Fake 1-Star Review? Here’s how to remove it (Step-by-Step)
You search your customer database. Nothing. You check your repair orders. No match. You read the review again and your stomach turns — because the language is almost identical to another 1-star review that showed up just 7 days ago. This isn't an unhappy customer. This is an attack. That's exactly what happened to @Eddie Lawrence. Eddie's a member of this community and the owner of MTR in Colorado Springs — a shop he's been building for close to 30 years. Someone was smearing MTR's name with customers, vendors, and even his own team through a variety of methods including fake Google reviews. Eddie didn't just sit there and take it. He reached out to me and we fought back, got the reviews removed, and Eddie documented the entire process step by step so you'd know exactly what to do if this happens to you. I'm going to walk you through his playbook in a minute. But first — here's the thing most shop owners don't realize: Negative reviews aren’t just a sales problem. They’re a recruiting filter. If a tech sees you don’t respond, they don’t assume “busy.” They assume “drama.” And they move on. When a tech is thinking about applying to your shop — or when they've already applied and they're doing their homework on you — one of the first things they do is check your Google reviews. And when they see unresponded-to negative reviews? They ghost. I've seen it happen over and over again across hundreds of shops. A great candidate goes silent and the shop owner can't figure out why. Then I look at their Google profile and there are 3 negative reviews with zero responses sitting right there on page one. Silence is never neutral. It's always interpreted negatively. So here's the playbook. Whether you're dealing with an unhappy customer or an outright fraud, here's exactly how to handle negative reviews — ranked from best-case to worst-case scenario. THE REVIEW RESPONSE HIERARCHY 🥇 Best outcome: Get them to take the review down.

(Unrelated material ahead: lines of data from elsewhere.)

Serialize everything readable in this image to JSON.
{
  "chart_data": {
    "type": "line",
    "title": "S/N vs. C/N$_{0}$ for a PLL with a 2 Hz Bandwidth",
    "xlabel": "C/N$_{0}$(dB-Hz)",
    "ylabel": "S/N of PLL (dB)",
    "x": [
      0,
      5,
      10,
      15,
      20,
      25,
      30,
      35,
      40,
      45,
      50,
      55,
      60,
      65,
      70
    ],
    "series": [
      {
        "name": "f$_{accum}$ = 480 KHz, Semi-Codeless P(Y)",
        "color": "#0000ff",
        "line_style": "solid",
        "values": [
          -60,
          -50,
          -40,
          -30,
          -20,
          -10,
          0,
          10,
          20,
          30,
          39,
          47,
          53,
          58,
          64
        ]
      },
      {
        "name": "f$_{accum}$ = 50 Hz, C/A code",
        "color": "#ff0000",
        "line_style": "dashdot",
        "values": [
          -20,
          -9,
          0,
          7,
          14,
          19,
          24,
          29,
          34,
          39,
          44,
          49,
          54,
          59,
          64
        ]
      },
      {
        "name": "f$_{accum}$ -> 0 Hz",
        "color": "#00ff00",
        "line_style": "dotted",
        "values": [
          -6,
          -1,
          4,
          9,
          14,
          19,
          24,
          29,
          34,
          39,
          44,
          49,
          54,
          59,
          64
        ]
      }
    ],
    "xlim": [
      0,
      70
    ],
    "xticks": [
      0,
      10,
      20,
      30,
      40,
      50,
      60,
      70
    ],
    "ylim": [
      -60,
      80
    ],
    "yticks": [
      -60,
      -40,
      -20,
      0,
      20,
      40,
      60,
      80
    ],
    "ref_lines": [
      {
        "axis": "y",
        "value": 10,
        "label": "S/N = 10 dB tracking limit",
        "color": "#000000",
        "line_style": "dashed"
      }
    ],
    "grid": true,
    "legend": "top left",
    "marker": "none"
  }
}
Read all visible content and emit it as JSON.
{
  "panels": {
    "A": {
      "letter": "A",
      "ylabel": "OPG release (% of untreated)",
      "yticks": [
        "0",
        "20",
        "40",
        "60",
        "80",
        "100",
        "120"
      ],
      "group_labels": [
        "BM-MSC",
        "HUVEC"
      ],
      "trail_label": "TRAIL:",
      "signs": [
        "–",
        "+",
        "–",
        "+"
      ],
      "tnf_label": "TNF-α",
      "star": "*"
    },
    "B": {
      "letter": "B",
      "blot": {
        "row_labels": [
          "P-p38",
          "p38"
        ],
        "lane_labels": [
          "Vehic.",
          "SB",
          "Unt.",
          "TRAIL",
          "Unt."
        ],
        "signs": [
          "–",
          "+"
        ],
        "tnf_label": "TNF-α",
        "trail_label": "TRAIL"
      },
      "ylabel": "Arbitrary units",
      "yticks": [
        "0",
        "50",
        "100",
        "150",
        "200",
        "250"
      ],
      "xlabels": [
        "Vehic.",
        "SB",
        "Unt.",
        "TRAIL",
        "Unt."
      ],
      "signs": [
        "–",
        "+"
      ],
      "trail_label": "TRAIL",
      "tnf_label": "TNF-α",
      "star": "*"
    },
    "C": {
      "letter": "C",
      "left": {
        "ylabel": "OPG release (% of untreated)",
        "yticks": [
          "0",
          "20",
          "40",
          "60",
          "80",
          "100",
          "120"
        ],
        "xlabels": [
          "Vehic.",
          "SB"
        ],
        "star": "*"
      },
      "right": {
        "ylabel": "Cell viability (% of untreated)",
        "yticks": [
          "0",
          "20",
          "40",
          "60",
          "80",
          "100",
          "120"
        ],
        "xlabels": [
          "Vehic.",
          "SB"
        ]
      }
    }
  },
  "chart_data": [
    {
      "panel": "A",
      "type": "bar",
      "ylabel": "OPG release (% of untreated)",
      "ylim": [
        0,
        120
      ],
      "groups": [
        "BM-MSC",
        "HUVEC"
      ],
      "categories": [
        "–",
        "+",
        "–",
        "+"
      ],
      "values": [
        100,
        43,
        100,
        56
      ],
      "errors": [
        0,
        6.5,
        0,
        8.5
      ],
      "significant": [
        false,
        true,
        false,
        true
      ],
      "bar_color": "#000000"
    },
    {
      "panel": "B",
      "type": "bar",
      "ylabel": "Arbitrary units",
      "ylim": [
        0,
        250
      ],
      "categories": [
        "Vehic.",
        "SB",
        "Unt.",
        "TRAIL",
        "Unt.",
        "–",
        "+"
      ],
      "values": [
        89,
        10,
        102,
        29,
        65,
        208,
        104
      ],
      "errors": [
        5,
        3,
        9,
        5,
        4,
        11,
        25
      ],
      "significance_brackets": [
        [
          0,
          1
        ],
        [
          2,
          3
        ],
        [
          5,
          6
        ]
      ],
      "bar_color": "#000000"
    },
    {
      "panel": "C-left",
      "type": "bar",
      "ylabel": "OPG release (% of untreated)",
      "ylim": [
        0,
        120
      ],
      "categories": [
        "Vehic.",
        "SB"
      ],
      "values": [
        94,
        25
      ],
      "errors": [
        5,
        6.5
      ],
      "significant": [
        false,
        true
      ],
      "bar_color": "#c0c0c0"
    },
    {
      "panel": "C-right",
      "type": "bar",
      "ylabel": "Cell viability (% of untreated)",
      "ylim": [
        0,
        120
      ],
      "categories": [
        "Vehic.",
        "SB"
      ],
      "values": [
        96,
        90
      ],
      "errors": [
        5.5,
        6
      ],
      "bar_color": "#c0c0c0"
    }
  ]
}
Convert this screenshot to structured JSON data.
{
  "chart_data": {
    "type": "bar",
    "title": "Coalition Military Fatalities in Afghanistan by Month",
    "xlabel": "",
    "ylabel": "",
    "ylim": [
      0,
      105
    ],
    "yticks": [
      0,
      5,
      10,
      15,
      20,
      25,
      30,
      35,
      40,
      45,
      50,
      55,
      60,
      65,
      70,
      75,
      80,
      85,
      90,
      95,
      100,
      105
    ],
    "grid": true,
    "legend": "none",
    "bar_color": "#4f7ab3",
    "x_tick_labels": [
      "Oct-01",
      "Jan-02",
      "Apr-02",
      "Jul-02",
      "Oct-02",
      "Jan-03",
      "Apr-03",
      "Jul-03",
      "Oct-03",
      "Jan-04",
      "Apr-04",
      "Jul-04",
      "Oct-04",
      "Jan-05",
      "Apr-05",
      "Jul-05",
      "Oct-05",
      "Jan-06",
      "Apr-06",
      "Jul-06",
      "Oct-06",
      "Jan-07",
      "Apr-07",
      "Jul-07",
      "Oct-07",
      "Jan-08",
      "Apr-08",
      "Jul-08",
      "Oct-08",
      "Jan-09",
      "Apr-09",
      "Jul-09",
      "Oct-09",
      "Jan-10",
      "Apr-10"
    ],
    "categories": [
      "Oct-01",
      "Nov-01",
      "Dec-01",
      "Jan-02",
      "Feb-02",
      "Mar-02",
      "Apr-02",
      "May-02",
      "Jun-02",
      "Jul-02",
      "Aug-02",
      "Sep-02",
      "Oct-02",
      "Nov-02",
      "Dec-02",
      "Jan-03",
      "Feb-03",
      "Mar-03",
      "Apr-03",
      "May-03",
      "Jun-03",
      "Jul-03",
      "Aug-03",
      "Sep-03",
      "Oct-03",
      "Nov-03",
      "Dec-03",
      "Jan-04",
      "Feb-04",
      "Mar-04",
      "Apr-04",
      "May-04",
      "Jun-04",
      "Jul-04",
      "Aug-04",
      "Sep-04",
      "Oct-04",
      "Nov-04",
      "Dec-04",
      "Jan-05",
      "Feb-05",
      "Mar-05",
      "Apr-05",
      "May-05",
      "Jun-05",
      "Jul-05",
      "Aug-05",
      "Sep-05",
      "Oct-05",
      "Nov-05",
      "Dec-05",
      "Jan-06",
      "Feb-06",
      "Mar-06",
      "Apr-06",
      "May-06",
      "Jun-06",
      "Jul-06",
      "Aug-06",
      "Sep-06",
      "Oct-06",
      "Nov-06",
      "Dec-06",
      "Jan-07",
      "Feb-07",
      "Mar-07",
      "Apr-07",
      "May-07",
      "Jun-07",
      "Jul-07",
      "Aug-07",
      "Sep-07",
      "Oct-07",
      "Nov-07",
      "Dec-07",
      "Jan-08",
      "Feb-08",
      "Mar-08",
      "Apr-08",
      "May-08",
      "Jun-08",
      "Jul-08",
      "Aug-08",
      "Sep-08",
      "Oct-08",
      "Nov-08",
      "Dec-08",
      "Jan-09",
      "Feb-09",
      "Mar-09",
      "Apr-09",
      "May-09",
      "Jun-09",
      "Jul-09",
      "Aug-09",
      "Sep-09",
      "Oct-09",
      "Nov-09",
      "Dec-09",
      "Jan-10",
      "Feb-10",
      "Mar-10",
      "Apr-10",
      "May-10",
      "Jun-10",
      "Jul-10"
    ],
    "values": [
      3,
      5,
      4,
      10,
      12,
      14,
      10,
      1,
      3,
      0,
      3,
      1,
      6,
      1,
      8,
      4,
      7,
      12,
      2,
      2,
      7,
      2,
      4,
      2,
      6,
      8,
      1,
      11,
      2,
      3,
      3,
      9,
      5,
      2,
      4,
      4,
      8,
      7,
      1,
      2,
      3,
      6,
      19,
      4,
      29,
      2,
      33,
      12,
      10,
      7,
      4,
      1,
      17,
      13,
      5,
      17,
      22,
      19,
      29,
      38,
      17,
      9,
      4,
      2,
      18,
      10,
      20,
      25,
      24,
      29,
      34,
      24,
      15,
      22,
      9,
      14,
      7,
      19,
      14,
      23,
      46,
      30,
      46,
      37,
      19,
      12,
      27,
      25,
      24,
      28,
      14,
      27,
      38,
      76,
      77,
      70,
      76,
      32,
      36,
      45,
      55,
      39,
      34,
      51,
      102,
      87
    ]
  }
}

Fake 1-Star Review? Here’s how to remove it (Step-by-Step)
1 like • Feb 20
I have used your review responder a few times, it is great. The only tweek I have done is trying to personalize the response I get and not even everytime. The message and length are always perfect.
2 likes • Feb 20
@Chris Lawson to clarify a bit it really was add make of the car, add a proper noun if I could. really insignificant details but something that made it clear I knew the situation.